Director: Alex Garland
Year: 2018
Rated R
Rating: * * Stars
Cast: Natalie Portman, Jennifer Jason Leigh, Gina Rodriguez
With some serious sci-fi mumbo jumbo, a look of sterile beauty, a good use of multidimensional space, and moments that are not for the squeamish, I give you 2018's Annihilation (my latest review). In truth, I think Annihilation is a lot of things as a movie. Sadly, entertaining is not one of them.
Annihilation's story involves four scientists and one paramedic. With machine guns, foot soldier gear, and flawed dispositions in tote, these five women venture into an area called "the shimmer" (if you've seen a Coldplay music video you'll know what I'm talking about). In "the shimmer", they eventually lose their memory, their sense of time, and they encounter nasty mutations of various animals.
Annihilation, which seems to ask more questions than an audience member can answer, feels preachy and contains a swift ending that has the emotional impact of a gnat. The film is frustrating and choppily edited, harboring a loud musical score, trite found footage clips, varied flashbacks, and shoddily acted flash-forwards.
Annihilation is like Aliens without prototype aliens, John Carpenter's The Thing with an all-female cast, and 2016's Arrival without its characters getting totally mutilated. If I had my druthers, I'd still watch the pics just mentioned as opposed to taking in another viewing of Annihilation.
Anyway, Annihilation's director is London-born, Alex Garland. Although wet behind the ears, he is indeed a visionary and a sort of mimeographed version of David Lynch.

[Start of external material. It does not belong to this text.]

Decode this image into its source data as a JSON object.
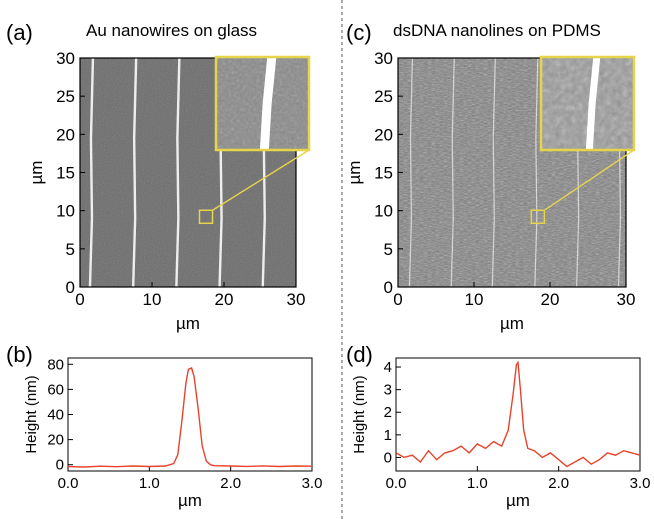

His camera is constantly roving with most of his scenes shot from ground level. As for his general direction, well it seems a little more assured than his script. Overall, Garland tries too hard to reinvent the science fiction wheel here. His Annihilation is artsy-fartsy and overwrought, with sumptuous visuals and odious violence that can't compensate for a continuity-free narrative.
The troupers in Annihilation are comprised of Natalie Portman, Jennifer Jason Leigh, and Oscar Isaac. Their performances aren't necessarily phoned in mind you. It's just that they come off as blase more than anything else. Annihilation as antiseptic light showiness, may be headache-inducing but it still contains more of a pulse than Natalie, Jennifer, and Oscar can muster. Bottom line: Annihilation the word is defined as a "total defeat". Annihilation the flick? Well it's halfway there. Rating: 2 stars.